The Wald method has been the subject of extensive criticism by statisticians for exaggerating results”

Paul Nee sends in this amusing item:

MELA Sciences claimed success in a clinical trial of its experimental skin cancer detection device only by altering the statistical method used to analyze the data in violation of an agreement with U.S. regulators, charges an independent healthcare analyst in a report issued last week. . . The BER report, however, relies on its own analysis to suggest that MELA struck out with FDA because the agency’s medical device reviewers discovered the MELAFind pivotal study failed to reach statistical significance despite the company’s claims to the contrary.

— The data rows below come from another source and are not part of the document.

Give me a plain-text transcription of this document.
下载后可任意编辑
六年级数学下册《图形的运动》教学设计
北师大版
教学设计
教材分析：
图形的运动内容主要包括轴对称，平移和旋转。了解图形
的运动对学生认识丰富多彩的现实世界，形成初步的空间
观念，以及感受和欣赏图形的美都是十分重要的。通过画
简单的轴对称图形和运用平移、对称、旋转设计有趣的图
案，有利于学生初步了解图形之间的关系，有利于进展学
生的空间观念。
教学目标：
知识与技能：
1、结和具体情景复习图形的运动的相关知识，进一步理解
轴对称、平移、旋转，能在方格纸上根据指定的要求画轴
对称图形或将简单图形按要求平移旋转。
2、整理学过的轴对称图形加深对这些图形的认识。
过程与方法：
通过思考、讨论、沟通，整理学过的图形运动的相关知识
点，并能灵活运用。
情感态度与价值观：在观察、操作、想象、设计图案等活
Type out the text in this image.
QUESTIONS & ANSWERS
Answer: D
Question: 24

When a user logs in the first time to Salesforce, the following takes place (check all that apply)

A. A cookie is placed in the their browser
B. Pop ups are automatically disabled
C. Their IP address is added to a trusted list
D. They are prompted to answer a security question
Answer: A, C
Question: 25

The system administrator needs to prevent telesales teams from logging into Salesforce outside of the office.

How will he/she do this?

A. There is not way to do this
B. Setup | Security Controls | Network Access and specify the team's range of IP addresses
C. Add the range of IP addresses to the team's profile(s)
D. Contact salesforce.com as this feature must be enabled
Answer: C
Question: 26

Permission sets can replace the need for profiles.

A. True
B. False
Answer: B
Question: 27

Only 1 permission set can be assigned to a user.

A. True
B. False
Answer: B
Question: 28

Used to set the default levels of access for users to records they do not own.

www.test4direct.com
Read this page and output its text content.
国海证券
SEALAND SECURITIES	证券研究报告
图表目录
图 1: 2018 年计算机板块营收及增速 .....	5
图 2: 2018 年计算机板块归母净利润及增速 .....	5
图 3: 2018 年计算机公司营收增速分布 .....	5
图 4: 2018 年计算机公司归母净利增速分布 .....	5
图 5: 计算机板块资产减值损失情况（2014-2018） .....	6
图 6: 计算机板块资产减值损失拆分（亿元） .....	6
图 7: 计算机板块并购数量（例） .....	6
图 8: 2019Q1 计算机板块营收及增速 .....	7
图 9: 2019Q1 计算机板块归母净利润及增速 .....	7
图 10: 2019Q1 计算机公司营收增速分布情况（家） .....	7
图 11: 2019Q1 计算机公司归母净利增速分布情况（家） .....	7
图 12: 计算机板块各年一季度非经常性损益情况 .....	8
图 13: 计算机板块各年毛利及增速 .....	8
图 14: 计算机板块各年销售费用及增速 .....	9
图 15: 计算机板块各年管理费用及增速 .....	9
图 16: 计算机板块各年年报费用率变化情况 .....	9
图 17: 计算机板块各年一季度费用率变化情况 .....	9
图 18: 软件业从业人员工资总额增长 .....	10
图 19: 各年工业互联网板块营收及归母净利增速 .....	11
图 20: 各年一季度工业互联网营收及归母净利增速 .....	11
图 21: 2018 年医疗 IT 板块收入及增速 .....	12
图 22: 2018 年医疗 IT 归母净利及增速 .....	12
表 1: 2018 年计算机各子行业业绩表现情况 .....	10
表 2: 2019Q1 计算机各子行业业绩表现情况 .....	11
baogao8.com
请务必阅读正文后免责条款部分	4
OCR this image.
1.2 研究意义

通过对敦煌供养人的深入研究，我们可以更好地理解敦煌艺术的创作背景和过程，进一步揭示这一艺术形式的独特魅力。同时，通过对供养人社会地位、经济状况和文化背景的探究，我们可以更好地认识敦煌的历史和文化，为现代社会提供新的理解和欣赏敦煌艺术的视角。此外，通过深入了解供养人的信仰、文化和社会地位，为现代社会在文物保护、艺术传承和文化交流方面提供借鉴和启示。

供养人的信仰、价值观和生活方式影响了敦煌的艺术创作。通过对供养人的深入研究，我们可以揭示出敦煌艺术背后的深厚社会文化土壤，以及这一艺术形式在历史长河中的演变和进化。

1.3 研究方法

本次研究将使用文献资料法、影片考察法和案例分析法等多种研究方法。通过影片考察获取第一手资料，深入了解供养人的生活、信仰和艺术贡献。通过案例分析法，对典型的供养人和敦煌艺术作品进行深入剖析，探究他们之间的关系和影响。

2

And now here’s where it gets interesting:

MELA claims that a phase III study of MELAFind met its primary endpoint by detecting accurately 112 of 114 eligible melanomas for a “sensitivity” rate of 98%. The lower confidence bound of the sensitivity analysis was 95.1%, which met the FDA’s standard for statistical significance in the study spelled out in a binding agreement with MELA, the company says.

The binding agreement between MELA and FDA covering the conduct of the MELAFind study required the company to analyze the data using a statistical method known as the “exact mid-P” test.

Clearing the 95% hurdle for the lower confidence bound using the mid-P test is important because that means if the phase III study were repeated, there would be a 5% chance or less that MELAFind’s sensitivity to detect melanoma would be below 95%. . . .

In its report this week, the research shop BER says it was unable to reproduce MELA’s positive results when it ran the MELAFind data independently using off-the-shelf statistics software.

“For the protocol-specified outcome group, the LCB [lower confidence bound] using the exact mid-P method is 92.64% — a far cry from the reported 95.1% lower confidence bound,” the BER report states.

BER then ran the MELAFind data analysis again using a bunch of other statistics methods. What BER discovered was that MELAFind’s publicly stated statistical results matched only when the “Wald normal approximation” method was used.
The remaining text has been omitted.